Besides gas from a select “safe” countries, the EU receives large volumes of gas from authoritarian regimes with questionable track records when it comes to political stability and human rights. Peru, a smaller LNG supplier to the EU, has been suffering from civil unrest since late last year, while Mozambique’s LNG development was delayed by internal turmoil. Nigeria and Algeria do not exemplify human rights, as corruption and inequality remains widespread. Workers’ rights in Qatar came under criticism in the run-up to the FIFA World Cup in the Middle Eastern country. Not to forget, Qatar has only openly threatened to cut LNG supplies to the EU during the Qatargate investigation.

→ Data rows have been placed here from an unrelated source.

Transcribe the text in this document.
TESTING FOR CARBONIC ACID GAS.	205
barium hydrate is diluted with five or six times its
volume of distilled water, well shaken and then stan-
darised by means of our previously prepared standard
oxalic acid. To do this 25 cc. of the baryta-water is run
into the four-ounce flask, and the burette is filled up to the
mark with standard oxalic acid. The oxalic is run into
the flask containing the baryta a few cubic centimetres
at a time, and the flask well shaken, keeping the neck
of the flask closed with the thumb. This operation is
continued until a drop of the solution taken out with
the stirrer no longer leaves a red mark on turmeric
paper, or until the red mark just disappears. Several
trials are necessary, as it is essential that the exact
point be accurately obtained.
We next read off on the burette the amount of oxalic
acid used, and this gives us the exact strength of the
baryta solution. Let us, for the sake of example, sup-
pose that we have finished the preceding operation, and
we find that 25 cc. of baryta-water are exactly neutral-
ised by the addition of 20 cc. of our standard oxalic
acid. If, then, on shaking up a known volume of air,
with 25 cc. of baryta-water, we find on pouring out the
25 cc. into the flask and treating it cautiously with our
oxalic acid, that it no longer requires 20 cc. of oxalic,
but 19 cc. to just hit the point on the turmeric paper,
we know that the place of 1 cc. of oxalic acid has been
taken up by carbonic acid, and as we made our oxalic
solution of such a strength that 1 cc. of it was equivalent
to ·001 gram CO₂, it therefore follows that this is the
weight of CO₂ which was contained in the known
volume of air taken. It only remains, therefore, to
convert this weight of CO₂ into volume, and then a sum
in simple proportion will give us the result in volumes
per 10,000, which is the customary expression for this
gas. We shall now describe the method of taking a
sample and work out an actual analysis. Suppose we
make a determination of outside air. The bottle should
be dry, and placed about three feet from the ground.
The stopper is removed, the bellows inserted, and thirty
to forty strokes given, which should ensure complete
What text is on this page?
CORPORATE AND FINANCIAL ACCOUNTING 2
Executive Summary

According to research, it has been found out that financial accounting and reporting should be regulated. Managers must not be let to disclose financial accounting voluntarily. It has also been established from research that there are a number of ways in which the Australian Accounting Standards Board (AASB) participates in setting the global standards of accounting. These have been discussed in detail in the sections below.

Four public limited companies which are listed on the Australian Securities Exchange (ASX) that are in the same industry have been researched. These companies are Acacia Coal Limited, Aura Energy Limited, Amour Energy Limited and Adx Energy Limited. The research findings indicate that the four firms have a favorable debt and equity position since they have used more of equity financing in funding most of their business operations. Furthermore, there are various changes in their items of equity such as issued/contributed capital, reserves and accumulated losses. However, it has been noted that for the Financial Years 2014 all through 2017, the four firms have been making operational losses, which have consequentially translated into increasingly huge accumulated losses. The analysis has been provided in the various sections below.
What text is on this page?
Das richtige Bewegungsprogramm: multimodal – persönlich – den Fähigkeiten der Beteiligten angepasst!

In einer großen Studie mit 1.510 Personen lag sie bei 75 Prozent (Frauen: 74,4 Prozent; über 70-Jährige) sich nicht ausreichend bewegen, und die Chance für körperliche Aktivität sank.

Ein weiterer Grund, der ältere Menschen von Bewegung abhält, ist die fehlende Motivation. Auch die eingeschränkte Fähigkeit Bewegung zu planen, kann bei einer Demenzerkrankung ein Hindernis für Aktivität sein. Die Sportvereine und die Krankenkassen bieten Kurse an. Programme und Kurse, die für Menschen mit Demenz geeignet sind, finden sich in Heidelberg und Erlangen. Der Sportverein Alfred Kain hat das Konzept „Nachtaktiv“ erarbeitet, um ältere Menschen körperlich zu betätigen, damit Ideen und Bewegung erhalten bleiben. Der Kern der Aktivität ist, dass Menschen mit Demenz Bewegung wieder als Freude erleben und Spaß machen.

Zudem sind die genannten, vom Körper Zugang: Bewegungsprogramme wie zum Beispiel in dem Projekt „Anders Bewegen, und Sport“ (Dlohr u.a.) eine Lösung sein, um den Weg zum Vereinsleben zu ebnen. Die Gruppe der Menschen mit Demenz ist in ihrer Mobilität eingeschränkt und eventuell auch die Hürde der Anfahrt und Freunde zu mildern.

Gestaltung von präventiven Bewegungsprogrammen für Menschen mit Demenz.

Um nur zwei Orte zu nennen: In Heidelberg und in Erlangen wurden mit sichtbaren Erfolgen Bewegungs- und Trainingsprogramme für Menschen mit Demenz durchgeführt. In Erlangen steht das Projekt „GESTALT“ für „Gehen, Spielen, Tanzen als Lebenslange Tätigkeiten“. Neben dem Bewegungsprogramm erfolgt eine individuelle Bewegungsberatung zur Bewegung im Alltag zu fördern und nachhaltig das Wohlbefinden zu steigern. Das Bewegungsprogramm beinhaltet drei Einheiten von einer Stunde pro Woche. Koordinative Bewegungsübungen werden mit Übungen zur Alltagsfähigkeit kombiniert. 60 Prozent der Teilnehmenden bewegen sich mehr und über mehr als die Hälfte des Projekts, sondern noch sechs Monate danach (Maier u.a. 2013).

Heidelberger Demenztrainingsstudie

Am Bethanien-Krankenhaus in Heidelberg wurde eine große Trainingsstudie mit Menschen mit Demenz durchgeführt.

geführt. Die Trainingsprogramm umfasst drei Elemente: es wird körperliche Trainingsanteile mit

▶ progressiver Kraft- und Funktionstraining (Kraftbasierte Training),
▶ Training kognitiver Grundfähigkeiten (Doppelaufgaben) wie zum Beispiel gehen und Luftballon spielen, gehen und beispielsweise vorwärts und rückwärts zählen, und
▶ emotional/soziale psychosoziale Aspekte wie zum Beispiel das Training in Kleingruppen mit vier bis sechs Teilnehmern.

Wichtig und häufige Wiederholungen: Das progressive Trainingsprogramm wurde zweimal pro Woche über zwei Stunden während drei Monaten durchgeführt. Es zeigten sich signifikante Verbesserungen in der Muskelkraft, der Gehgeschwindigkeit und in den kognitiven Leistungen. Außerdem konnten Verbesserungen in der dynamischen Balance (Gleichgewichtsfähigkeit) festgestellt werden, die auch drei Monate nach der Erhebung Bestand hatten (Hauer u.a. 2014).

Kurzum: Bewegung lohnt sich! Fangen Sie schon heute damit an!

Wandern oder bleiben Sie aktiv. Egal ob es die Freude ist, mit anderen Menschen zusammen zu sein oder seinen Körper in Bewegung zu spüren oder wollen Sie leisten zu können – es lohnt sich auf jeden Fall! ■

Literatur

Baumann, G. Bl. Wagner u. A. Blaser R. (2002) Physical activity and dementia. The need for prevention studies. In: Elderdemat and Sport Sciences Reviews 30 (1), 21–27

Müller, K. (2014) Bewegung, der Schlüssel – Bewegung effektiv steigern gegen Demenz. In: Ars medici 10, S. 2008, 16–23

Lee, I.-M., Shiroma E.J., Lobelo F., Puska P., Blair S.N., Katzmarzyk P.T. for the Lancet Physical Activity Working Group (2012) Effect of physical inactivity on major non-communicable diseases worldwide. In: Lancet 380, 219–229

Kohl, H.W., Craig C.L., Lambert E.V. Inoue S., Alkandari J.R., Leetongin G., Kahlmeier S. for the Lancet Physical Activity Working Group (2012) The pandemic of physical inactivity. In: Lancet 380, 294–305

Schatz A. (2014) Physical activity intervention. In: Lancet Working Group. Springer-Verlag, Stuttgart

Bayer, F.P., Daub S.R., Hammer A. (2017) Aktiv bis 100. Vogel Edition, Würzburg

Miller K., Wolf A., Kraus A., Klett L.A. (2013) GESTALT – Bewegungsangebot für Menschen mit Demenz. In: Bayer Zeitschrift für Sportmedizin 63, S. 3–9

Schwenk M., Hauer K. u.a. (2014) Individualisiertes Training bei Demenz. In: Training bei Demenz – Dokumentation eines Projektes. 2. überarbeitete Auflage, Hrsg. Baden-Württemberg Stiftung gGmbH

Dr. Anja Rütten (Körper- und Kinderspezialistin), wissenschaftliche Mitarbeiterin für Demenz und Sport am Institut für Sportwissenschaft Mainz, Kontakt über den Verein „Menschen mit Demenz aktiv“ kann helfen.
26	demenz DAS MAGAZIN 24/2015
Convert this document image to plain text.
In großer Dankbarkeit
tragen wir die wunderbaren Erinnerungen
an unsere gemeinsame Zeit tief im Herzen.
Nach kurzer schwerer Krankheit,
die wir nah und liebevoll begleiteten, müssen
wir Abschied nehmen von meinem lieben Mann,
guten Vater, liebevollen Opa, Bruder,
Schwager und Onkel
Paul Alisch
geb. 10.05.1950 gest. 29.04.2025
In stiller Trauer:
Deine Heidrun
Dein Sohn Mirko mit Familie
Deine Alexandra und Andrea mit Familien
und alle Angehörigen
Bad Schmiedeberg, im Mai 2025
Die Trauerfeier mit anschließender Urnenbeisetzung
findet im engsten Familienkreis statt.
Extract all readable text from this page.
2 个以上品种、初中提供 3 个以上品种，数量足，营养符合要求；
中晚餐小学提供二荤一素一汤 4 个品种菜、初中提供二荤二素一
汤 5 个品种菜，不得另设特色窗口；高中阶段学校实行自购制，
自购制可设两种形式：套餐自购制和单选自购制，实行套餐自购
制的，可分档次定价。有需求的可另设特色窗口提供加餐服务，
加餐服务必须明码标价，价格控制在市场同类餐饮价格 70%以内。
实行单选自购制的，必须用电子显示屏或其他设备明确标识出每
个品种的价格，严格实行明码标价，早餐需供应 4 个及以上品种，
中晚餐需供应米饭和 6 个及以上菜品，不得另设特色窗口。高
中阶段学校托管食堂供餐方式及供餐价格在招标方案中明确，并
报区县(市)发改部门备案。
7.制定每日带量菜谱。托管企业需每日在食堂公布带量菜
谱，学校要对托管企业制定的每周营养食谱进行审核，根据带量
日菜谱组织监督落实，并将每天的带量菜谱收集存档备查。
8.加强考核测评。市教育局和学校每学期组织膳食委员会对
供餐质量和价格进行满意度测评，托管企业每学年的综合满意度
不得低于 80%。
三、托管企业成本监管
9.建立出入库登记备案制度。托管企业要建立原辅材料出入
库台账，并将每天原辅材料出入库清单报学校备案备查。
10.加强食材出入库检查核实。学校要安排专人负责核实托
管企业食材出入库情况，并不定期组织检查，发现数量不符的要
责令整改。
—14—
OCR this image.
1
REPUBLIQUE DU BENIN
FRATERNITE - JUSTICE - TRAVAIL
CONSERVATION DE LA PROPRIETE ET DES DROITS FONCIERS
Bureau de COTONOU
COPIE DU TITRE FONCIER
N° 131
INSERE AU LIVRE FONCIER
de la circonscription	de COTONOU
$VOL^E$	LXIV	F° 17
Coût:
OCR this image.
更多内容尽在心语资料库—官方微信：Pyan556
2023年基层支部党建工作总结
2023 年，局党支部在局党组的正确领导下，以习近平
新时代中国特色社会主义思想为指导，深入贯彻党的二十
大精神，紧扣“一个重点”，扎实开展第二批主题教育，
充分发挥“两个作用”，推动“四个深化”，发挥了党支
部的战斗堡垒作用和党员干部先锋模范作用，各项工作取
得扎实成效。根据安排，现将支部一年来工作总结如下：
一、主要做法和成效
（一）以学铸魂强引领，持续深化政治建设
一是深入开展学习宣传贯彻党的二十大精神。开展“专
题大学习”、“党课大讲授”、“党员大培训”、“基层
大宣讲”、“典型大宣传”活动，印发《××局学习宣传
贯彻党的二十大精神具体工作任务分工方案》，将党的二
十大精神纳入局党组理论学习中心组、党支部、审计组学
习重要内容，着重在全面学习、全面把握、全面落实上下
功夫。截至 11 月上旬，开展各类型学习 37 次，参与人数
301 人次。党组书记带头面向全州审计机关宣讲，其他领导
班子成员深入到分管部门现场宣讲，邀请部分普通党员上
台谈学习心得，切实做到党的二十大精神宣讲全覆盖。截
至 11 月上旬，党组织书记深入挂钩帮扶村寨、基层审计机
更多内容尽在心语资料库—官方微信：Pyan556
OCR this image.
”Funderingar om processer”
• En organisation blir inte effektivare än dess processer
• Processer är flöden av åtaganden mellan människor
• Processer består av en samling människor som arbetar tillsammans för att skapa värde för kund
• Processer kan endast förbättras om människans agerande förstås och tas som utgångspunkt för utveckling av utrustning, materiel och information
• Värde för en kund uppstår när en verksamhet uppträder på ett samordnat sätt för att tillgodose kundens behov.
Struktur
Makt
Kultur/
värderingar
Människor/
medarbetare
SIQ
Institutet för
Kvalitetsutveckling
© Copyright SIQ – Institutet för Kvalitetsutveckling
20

Notably, the gas importers to the EU are not only beset by internal issues but also face external conflicts. Azerbaijan and Armenia have a longstanding dispute on Nagorno Karabakh, which in recent years has flared up again. The EU’s involvement, even if it is neutral, is not appreciated by Baku. The relation between Morocco and Algeria has also soured and resulted in Algerian gas no longer transiting Morocco on its way to Spain.
In addition to internal and external challenges, transit risks associated with gas transport through pipelines and LNG shipping routes are applicable to all imports.
It becomes clear that the gas imports remains a risky business. While a distinction exists between risks and actual disruptions, the European Union (EU) should take further measures to mitigate unnecessary exposure to such risks. More EU cooperation is needed when it comes to gas imports. The existing joint purchasing mechanism, which is being hailed a success already, should be expanded and deepened. Priority should be given to gas suppliers regarded as safe or comparatively safer, and diversification of the EU's gas portfolio remains a crucial aspect of the solution.
Most importantly, the EU should strive to minimize the need for gas imports all together. This can be done through the rapid roll-out of renewables, and increased energy efficiency and electrification. Admittedly, renewables come with their own set of risks, but insulating buildings and reducing waste energy are a durable and risk-free alternative to gas.